Das Wandern ist des Müllers Lust, das Wa-a-andern… So beginnt ein uraltes Volkslied. Schön passend zu der vor vielen Jahren von Nationalrätin Yvonne Gilli (heute nicht mehr im Rat) eingebrachten Motion für ein landesweites Monitoring (Erfassen und Aufzeichnen) der nichtionisierenden Strahlung. Nachdem einst der Bundesrat dem BAFU den Auftrag erteilt hatte, die Sache an die Hand zu nehmen, hat man sich dort, nachdem man eine Wandergruppe mit Exposimetern im Rucksack losgeschickt hatte, lieber an die zweite Strophe gehalten. Diese heisst bekanntlich: Vom Wasser haben wir’s gelernt, vom Wa-a-sser….Offensichtlich vom Verwässern!

von Hans-U. Jakob (Gigaherz.ch)
Schwarzenburg, 27.6.2022

Das hat begreiflicherweise etwas länger gedauert.

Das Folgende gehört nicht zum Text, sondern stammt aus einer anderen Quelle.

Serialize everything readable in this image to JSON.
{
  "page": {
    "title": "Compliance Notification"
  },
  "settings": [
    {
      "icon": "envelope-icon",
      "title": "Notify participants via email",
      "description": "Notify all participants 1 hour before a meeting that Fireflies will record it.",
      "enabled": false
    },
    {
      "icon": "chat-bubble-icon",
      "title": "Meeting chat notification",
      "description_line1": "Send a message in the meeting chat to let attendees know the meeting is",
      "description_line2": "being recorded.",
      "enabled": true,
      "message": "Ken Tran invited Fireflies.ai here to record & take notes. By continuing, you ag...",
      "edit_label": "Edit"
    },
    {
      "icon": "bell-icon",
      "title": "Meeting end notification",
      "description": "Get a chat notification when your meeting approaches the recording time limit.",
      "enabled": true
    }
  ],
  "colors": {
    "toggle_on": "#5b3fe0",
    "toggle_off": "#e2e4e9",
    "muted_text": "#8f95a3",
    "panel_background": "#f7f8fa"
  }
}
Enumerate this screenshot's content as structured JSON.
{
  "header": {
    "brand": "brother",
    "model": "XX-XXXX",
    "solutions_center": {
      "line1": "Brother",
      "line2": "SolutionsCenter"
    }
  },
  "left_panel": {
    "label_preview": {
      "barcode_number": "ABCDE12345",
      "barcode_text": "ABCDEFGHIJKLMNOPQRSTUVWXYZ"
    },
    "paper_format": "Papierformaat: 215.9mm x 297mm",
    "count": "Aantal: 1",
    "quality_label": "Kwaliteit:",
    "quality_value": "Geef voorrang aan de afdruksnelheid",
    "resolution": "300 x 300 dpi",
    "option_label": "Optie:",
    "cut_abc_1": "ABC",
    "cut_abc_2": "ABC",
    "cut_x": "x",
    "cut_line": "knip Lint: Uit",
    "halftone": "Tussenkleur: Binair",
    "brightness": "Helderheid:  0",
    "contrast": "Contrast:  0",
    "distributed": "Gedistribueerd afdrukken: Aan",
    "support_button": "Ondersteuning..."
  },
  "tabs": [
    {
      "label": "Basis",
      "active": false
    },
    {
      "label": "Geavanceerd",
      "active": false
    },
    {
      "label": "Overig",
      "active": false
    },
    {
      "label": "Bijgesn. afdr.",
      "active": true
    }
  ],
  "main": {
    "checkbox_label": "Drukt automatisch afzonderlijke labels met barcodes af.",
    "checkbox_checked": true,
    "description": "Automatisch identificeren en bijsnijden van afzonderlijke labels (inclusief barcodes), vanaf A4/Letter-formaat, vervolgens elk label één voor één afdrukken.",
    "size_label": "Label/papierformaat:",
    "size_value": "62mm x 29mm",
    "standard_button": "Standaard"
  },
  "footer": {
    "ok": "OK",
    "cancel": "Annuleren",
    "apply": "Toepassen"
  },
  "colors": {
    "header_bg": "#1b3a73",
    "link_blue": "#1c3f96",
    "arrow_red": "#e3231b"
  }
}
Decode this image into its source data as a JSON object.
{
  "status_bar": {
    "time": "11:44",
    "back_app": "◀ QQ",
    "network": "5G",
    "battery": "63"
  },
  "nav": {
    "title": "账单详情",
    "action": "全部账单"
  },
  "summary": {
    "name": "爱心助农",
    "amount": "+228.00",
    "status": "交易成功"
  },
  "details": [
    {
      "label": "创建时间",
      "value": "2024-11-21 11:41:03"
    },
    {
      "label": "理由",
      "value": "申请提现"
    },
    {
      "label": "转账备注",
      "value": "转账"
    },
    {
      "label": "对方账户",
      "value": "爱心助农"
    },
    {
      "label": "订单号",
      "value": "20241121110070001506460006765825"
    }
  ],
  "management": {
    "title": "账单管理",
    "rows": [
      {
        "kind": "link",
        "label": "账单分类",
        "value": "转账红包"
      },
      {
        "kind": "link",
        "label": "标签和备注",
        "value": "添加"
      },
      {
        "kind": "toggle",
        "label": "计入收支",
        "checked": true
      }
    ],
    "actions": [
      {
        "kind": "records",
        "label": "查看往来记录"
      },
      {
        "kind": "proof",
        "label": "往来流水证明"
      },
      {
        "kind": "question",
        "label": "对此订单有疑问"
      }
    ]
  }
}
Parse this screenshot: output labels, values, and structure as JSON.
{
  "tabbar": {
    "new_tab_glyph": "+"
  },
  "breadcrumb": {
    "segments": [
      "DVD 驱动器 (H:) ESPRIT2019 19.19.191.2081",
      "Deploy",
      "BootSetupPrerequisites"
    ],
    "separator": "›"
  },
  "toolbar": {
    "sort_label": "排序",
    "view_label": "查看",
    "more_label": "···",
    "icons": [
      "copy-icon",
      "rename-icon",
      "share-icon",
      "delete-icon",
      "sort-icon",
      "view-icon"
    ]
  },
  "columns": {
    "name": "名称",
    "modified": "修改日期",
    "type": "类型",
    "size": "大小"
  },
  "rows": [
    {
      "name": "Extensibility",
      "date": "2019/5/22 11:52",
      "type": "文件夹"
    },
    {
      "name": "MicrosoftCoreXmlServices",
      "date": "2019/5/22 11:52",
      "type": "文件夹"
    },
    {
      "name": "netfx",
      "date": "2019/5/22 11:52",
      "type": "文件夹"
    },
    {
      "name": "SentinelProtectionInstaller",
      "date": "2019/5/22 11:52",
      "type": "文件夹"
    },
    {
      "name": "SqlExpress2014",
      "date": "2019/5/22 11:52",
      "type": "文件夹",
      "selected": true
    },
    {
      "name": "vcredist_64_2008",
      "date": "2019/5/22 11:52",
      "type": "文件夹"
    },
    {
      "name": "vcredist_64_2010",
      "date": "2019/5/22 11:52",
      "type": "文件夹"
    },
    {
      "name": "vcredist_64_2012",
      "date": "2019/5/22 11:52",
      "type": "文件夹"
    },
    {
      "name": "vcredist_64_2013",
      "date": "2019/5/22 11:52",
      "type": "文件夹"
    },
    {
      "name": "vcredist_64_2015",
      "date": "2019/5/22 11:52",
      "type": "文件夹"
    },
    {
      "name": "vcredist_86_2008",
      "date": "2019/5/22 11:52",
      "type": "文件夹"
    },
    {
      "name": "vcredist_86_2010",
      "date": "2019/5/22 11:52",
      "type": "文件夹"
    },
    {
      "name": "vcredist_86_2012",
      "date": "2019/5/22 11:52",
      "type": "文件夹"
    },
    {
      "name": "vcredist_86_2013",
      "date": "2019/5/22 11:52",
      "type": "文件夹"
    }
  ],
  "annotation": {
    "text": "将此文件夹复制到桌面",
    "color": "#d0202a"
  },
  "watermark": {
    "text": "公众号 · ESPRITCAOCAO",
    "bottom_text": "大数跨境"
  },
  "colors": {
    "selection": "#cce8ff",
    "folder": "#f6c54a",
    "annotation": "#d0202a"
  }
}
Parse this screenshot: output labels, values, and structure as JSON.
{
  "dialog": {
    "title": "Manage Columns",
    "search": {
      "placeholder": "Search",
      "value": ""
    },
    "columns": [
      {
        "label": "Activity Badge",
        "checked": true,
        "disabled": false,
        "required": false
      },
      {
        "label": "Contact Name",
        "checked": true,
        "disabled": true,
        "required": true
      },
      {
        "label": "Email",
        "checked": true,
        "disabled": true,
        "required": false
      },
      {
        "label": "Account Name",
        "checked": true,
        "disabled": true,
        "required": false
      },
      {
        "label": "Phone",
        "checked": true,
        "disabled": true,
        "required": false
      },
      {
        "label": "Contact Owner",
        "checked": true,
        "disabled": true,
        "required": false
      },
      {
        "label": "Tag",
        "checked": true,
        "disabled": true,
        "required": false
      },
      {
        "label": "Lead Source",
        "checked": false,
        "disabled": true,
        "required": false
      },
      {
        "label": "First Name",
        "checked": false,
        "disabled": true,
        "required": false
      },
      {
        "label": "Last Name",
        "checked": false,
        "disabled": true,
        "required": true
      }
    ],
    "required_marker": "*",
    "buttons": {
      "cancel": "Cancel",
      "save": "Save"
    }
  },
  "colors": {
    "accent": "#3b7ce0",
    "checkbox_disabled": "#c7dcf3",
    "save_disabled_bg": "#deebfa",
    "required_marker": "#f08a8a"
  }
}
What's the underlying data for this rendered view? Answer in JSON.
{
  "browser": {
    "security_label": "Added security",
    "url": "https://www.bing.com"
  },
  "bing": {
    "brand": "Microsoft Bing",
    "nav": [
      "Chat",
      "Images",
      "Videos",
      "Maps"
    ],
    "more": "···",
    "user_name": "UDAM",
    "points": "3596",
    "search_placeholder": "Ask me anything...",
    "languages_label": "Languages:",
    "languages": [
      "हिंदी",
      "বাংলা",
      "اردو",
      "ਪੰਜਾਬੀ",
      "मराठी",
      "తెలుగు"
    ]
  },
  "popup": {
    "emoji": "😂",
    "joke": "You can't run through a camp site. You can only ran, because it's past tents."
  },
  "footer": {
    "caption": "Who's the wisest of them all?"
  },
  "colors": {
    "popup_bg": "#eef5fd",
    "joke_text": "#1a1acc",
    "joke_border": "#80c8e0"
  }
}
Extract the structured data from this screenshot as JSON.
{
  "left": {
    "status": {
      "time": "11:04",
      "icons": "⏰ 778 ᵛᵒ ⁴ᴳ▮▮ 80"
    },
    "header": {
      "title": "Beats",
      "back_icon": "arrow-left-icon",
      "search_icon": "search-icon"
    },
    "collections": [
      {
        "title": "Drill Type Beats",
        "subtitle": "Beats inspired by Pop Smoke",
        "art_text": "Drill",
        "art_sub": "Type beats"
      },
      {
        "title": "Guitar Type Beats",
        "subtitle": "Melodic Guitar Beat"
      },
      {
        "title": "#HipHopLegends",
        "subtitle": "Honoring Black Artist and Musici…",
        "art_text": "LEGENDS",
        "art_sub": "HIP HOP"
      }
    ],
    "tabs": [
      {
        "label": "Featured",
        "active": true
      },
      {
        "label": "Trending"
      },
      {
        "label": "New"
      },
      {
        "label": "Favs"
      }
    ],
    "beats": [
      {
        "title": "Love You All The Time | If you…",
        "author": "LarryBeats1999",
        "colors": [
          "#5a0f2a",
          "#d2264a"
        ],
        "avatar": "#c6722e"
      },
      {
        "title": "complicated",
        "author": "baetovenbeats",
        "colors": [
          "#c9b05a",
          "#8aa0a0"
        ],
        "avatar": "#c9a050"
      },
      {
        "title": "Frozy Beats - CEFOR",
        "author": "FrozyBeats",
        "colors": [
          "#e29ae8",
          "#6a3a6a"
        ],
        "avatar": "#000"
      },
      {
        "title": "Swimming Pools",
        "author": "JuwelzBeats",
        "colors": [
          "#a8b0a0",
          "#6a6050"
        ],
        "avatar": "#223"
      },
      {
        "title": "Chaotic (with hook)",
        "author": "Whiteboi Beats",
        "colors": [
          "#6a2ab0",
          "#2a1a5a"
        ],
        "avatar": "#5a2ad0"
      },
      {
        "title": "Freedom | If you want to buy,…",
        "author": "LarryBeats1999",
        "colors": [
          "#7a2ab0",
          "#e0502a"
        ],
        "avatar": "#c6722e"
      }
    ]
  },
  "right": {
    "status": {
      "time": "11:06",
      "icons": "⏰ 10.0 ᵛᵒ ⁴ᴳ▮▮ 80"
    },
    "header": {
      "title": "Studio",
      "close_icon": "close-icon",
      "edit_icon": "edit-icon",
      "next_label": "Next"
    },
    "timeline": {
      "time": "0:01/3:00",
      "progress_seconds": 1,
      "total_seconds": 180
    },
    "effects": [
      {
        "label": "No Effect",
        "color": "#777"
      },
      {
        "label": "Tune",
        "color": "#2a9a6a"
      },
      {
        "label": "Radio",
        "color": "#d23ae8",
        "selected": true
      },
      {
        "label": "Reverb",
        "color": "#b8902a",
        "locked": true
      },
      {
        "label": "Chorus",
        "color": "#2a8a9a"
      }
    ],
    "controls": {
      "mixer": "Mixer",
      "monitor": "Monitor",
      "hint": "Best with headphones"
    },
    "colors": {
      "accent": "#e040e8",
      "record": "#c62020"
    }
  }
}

Denn die Staats-Wanderer mit ihrem Exposimetern im Rucksack mussten ja ungeheure Strecken zurücklegen um zu einigermassen harmlosen Messresultaten zu kommen. Nicht nur über Stock und Stein, nicht nur Naturlanschaften, nein  auch ganze Industriequartiere, Bahnhöfe oder Tramhaltestellen und Einkaufscentren, mussten abgeschrittenn werden. Sogar in Zügen und Bussen, wurde der Rucksack deponiert. Nur nicht in Wohnungen.


Bild oben:
Wanderer im Staatsauftrag mit Exposimeter im Rucksack

Doch das Verwässern beginnt viel früher, nämlich schon in der Pressemitteilung vom 15.Juni 2022 zum Einweihungsfest der Rucksack-Studie. Steht doch da, Zitat: Die Ergebnisse des ersten Monitoringberichts zeigen, dass der Gesundheitsschutz gewährleistet ist. An Orten, an denen sich Menschen üblicherweise aufhalten, liegen die Feldstärken klar unterhalb des Immissionsgrenzwerts. Die höchsten Werte wurden an Tramhaltestellen, in Industriegebieten und Grossstadtzentren gemessen und die tiefsten Werte in Landwirtschaftszonen und im Naturgebiet. Ende Zitat.
Wen wundert es da, dass die tiefsten Werte dort gemessen wurden, wo gar keine Mobilfunksender stehen? Aber das tröstlichste kommt noch: Die Immissionsgrenzwerte seien überall eingehalten.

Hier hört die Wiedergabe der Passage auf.